Now, I’m not saying this to brag and tell you how awesome I am. I’m telling you this because I literally had no idea that post would go viral the way it did and people would so closely resonate with it. I had no idea that my candor about my mom’s battle with cancer would positively influence a man in NYC for the past two years.
What did I know? That I was called to write about my experiences, and share my story, no matter what the response. That I have a duty to be authentic, approachable and honest in every piece of content I put out there. Guess what? Brands do too.
If you want to be an awesome brand, or person, out there in the social universe than you need to have a come to Jesus meeting with yourself and ask yourself if the stories you’re telling are:
All stories should ladder back to your values, missions and beliefs as a person/brand. I can’t say this enough –> A person should meet the same you in person that they meet online, and a consumer should find the same brand online that it finds in the store.
Your stories should open the gateway for people to feel comfortable talking to you. If people don’t feel like they can relate to you, or approach you, then your story dies with them.
Your stories are awesome the way they are. There is no need to embellish, or try to blur the big, fat pimples in them. People want to see those flaws so they know you’re a human brand/person.

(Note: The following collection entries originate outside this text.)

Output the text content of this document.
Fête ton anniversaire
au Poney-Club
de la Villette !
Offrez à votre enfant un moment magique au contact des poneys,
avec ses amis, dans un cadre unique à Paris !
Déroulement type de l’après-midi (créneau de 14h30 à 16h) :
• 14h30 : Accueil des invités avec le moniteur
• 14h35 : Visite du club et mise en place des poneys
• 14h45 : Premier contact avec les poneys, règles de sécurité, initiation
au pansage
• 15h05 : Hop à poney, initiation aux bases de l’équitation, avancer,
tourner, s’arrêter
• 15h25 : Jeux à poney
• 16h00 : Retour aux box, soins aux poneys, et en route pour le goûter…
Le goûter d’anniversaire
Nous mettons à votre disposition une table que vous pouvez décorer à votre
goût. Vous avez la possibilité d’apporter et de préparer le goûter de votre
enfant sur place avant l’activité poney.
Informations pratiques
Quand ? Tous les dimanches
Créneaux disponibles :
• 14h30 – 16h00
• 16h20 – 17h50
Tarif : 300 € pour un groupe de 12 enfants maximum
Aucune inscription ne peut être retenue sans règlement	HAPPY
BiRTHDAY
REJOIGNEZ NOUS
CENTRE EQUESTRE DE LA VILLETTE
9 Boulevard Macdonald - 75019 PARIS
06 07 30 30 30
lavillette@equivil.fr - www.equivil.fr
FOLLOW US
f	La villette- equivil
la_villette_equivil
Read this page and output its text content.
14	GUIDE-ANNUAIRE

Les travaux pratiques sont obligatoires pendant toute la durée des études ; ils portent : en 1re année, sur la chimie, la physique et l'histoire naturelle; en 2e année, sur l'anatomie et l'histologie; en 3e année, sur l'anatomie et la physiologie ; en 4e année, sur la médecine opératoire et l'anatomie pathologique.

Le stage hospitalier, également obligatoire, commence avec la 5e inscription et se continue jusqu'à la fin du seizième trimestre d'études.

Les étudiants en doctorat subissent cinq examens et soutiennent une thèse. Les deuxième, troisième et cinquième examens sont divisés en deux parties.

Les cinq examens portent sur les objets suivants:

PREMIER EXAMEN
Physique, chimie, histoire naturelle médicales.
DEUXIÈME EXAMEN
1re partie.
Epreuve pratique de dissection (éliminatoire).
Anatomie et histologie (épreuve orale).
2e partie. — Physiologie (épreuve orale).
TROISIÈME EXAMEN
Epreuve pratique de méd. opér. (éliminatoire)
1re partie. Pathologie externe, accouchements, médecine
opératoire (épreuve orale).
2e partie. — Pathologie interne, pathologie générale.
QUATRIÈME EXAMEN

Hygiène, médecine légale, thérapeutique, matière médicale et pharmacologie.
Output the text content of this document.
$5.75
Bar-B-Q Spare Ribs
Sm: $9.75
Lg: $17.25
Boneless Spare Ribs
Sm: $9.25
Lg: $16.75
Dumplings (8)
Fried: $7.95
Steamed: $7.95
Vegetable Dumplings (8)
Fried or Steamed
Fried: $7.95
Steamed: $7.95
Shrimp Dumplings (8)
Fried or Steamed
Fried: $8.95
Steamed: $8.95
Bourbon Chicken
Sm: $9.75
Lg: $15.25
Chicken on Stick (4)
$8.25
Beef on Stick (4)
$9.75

If you don’t want to take my word for it, take a look at some of the brands out there crumbling under the social media spotlight. I can guarantee you it’s because they were the opposite of authentic, approachable and honest and this day in age, you can’t hide who you really are. Consumers, fans, etc. will find out who you really are, and wouldn’t it be so much easier if it’s exactly who you portray yourself as in your social universe?
The best part about all of this? It’s an incredible circle that will come back to you in your life. Yes, I influenced this man during a dark time in his life, but he definitely returned the favor by adding sunshine to a weekend full of pain and strife.
Who will you positively influence today? You’re more empowered than you think to share your story and influence others.